OBJECTIVES:Adenocarcinoma (ADC) to squamous cell carcinoma (SCC) transformation (AST) is reported in epidermal growth factor receptor (EGFR)-mutated non-small cell lung cancer after tyrosine kinase inhibitor (TKI) failure. However, little is known about the underlying genomic changes during the AST process. MATERIALS AND METHODS: We retrospectively reviewed our tissue database collected after first- or second- generation EGFR TKI resistance (n = 263) and identified 3 cases of AST. The additional case was acquired from the osimertinib resistance sample. Deep target sequencing (381 genes) using paired samples from 4 patients with AST after EGFR TKI treatment was performed. The histology of each sample was confirmed by TTF-1 and p63 immunohistochemistry.
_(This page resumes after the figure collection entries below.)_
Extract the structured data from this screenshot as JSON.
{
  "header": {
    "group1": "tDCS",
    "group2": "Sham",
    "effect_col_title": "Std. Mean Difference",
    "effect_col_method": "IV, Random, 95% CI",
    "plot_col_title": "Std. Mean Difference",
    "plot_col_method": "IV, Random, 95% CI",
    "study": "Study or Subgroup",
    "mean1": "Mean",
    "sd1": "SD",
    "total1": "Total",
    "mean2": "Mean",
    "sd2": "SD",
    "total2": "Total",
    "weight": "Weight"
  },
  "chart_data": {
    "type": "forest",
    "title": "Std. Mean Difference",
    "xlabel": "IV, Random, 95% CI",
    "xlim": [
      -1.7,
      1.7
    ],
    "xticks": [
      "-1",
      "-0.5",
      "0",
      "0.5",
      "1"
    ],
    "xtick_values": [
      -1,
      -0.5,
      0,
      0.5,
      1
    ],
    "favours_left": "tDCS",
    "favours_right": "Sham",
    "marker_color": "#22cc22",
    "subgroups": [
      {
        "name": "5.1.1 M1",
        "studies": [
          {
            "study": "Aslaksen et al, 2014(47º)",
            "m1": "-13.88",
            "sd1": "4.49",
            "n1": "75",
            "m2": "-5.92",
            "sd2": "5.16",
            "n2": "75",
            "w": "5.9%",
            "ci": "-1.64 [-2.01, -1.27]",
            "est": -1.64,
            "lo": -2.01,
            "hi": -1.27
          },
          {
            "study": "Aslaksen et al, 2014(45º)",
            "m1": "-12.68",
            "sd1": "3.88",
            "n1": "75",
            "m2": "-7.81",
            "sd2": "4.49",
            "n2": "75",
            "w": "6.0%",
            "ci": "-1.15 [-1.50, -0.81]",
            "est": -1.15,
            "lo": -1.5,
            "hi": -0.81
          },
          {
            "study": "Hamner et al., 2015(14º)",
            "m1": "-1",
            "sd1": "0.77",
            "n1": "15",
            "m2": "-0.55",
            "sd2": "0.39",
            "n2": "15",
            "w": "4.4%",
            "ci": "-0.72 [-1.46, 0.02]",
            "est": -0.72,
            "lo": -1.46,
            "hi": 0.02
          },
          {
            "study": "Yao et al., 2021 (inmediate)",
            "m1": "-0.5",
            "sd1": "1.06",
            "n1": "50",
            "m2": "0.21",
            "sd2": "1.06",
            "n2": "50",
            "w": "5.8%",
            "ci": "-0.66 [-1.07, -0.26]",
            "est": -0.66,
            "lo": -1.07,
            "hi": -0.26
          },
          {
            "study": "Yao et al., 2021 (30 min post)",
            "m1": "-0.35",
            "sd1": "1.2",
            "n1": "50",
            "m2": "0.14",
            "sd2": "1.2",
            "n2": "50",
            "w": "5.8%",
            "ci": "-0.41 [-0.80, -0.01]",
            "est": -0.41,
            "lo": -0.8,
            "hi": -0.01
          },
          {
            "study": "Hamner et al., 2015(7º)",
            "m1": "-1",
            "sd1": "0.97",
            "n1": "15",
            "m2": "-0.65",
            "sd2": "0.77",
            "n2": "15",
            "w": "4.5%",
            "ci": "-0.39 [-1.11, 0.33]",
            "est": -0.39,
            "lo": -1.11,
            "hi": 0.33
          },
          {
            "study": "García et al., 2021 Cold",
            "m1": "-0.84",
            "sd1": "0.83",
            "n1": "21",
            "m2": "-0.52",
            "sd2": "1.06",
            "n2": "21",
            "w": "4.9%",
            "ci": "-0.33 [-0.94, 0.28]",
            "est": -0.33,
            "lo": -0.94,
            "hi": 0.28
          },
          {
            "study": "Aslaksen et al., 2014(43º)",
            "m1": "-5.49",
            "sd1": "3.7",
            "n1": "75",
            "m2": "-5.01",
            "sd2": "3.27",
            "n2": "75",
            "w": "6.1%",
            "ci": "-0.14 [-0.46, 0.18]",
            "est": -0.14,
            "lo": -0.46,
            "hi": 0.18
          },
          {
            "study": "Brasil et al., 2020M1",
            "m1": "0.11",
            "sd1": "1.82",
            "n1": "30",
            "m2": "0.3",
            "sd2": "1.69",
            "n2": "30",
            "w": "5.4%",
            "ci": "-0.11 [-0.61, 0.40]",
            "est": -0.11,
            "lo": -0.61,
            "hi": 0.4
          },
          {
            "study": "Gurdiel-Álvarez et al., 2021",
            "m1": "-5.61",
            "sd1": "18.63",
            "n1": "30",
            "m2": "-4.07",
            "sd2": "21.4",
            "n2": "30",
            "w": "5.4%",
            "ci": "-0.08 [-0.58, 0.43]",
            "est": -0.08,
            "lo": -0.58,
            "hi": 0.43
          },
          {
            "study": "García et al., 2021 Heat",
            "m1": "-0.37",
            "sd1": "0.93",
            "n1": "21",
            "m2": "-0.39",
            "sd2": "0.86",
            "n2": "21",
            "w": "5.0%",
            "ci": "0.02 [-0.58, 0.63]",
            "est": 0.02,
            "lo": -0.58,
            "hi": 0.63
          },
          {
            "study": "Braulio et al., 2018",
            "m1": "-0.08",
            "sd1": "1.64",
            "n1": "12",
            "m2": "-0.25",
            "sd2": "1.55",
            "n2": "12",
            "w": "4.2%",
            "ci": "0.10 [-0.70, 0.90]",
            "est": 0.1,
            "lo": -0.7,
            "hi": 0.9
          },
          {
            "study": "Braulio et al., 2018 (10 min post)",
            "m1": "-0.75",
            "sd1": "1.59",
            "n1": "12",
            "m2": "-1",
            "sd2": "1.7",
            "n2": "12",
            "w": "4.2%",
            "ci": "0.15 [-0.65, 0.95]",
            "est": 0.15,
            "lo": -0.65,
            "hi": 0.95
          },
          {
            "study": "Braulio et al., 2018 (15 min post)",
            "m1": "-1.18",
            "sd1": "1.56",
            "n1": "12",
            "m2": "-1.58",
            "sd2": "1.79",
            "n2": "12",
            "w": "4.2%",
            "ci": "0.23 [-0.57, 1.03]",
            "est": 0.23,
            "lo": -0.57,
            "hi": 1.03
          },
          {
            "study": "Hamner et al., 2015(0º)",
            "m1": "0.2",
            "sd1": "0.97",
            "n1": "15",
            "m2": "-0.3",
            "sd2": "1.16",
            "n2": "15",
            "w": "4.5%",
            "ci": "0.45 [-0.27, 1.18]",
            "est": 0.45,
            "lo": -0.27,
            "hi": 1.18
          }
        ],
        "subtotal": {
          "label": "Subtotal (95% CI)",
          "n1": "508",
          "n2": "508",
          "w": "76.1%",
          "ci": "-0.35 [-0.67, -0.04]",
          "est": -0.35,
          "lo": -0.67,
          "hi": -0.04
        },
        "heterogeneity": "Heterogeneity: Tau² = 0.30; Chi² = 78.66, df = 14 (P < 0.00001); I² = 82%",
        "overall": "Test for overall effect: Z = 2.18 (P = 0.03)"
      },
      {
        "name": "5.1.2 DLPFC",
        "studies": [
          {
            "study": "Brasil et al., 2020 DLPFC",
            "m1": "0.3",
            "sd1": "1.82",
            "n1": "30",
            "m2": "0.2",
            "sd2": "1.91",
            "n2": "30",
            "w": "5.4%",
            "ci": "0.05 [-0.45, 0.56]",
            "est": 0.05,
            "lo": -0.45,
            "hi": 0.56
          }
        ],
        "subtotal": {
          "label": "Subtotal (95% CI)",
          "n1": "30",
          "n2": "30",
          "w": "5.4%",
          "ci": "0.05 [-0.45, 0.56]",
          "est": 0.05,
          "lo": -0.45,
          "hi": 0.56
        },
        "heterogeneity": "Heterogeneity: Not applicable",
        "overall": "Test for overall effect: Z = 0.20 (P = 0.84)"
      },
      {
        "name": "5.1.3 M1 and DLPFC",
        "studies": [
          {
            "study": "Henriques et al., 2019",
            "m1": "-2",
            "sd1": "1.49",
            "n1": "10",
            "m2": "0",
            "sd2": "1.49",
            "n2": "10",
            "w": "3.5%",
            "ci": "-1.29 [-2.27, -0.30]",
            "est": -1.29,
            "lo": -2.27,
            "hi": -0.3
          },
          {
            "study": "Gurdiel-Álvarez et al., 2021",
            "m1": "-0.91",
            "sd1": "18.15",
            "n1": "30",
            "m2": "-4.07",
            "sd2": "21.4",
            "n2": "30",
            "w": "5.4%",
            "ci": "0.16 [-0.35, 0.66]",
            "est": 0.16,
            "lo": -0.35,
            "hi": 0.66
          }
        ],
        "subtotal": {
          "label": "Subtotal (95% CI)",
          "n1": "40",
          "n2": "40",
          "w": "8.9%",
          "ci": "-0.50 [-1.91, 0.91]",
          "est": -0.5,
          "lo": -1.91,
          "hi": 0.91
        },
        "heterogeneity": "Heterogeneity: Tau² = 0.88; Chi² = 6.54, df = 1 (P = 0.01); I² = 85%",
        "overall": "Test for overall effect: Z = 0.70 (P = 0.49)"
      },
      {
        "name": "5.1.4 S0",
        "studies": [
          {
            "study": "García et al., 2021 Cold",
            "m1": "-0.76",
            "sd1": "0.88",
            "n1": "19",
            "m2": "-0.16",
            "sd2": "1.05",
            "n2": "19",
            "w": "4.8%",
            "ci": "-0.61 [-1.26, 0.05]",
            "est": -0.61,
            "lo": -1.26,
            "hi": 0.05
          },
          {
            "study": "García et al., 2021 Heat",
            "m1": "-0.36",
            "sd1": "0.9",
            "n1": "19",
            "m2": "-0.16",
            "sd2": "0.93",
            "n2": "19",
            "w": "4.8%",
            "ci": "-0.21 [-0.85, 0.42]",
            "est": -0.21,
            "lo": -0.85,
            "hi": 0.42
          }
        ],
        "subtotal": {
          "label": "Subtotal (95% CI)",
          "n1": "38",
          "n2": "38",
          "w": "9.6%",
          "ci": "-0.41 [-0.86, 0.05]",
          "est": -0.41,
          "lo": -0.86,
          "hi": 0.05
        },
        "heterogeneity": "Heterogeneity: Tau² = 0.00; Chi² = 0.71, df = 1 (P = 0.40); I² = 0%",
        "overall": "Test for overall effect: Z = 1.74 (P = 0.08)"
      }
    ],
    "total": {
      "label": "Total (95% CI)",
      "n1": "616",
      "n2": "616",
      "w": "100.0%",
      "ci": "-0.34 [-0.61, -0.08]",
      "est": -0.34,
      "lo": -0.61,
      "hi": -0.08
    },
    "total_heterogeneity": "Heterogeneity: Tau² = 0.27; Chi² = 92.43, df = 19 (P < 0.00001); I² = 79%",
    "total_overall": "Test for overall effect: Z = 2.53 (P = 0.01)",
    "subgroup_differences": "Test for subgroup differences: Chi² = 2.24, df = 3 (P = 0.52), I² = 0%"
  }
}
The patients received first- or second-generation EGFR TKI as an initial treatment. RESULTS: Overall incidence of AST was 1.1% (3/263). Transformed SCC acquired genomic alterations related to the PI3K/AKT/mTOR pathway, in addition to the initial EGFR mutation. In a representative case, two separate sub-clones, with a PTEN nonsense mutation and EGFR p.T790 M mutation, were observed without histologic transformation at the time of gefitinib resistance. After subsequent treatment with osimertinib, SCC transformation was observed with the disappearance of the EGFR p.T790 M mutation and acquired copy number loss in PTEN. Adopting the sub-clonal fraction model elucidates the sub-clonal evolution process of the PTEN mutant sub-clone toward AST under the background of EGFR mutation. The rest of the transformed samples also had acquired genomic alterations in PTEN, LKB1, PIK3CA, or RICTOR, which are related to the PI3K/AKT/mTOR pathway. CONCLUSIONS: Paired genomic analysis from our sample provides early clinical evidence of the ADC to SCC lineage transition that might be provoked by an alteration in the PI3K/AKT/mTOR pathway during EGFR TKI treatment. This finding could potentially broaden the known spectrum of EGFR TKI resistance mechanisms.